Anti-semitizm tartışmalarının İsrail ve politikalarıyla doğrudan irtibatlı olduğu açık. Dolayısıyla bu tartışmaya adım attığı anda herkes bir biçimde Filistin sorununa ilişkin bir konum, tutum ya da yargı belirtmiş oluyor. Ve ne ilginçtir ki, 'anti-semitizm tehlikesi'nin ciddiyetinin, büyüklüğünün yeterince fark edilmediğini söyleyenlerin büyük bir çoğunluğu Filistin sorununu küçümseyen, basite irca eden bir tutum içinde gözüküyor.
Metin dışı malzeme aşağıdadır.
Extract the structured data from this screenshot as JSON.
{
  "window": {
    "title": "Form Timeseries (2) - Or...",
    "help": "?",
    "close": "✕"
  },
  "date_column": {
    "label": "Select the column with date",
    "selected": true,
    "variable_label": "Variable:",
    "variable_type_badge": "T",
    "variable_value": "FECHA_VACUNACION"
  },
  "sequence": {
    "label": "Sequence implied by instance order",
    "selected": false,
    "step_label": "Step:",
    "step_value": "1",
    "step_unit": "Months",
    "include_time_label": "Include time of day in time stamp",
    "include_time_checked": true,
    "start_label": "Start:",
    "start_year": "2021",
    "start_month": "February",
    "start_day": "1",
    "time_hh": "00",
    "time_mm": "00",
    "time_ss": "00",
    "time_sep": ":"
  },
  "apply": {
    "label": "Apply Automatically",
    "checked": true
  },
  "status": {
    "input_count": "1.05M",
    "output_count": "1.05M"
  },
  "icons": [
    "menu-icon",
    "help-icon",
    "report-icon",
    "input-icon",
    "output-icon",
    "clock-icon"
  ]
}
Bilindiği üzere Siyonistler tarihte eşi benzeri görülmemiş bir felaket olarak Holokost'a yeterli vurguyu yapmamanın ya da onu başka soykırımlarla karşılaştırmanın dahi onu küçümsemek olduğu ve özünde anti-semitist bir yaklaşım içerdiğini her fırsatta vurgularlar.

Aslında Siyonistlerin Holokost'u küçümseme ile anti-semitizm arasında kurdukları doğru orantının bir benzerinin rahatlıkla Filistin sorununu küçümseme ile Siyonizm arasında kurulabileceğini söylemek mümkündür. Gerçekten de Filistin'de on yıllardır yaşanmakta olan işgali, zulmü ve katliamları bölgesel bir toprak ihtilafı ya da son zamanlarda daha da yaygınlaştırılan söylemle bir 'terör sorunu' olarak değerlendiren mantık tam manasıyla Siyonist yaklaşımı yansıtmaktadır.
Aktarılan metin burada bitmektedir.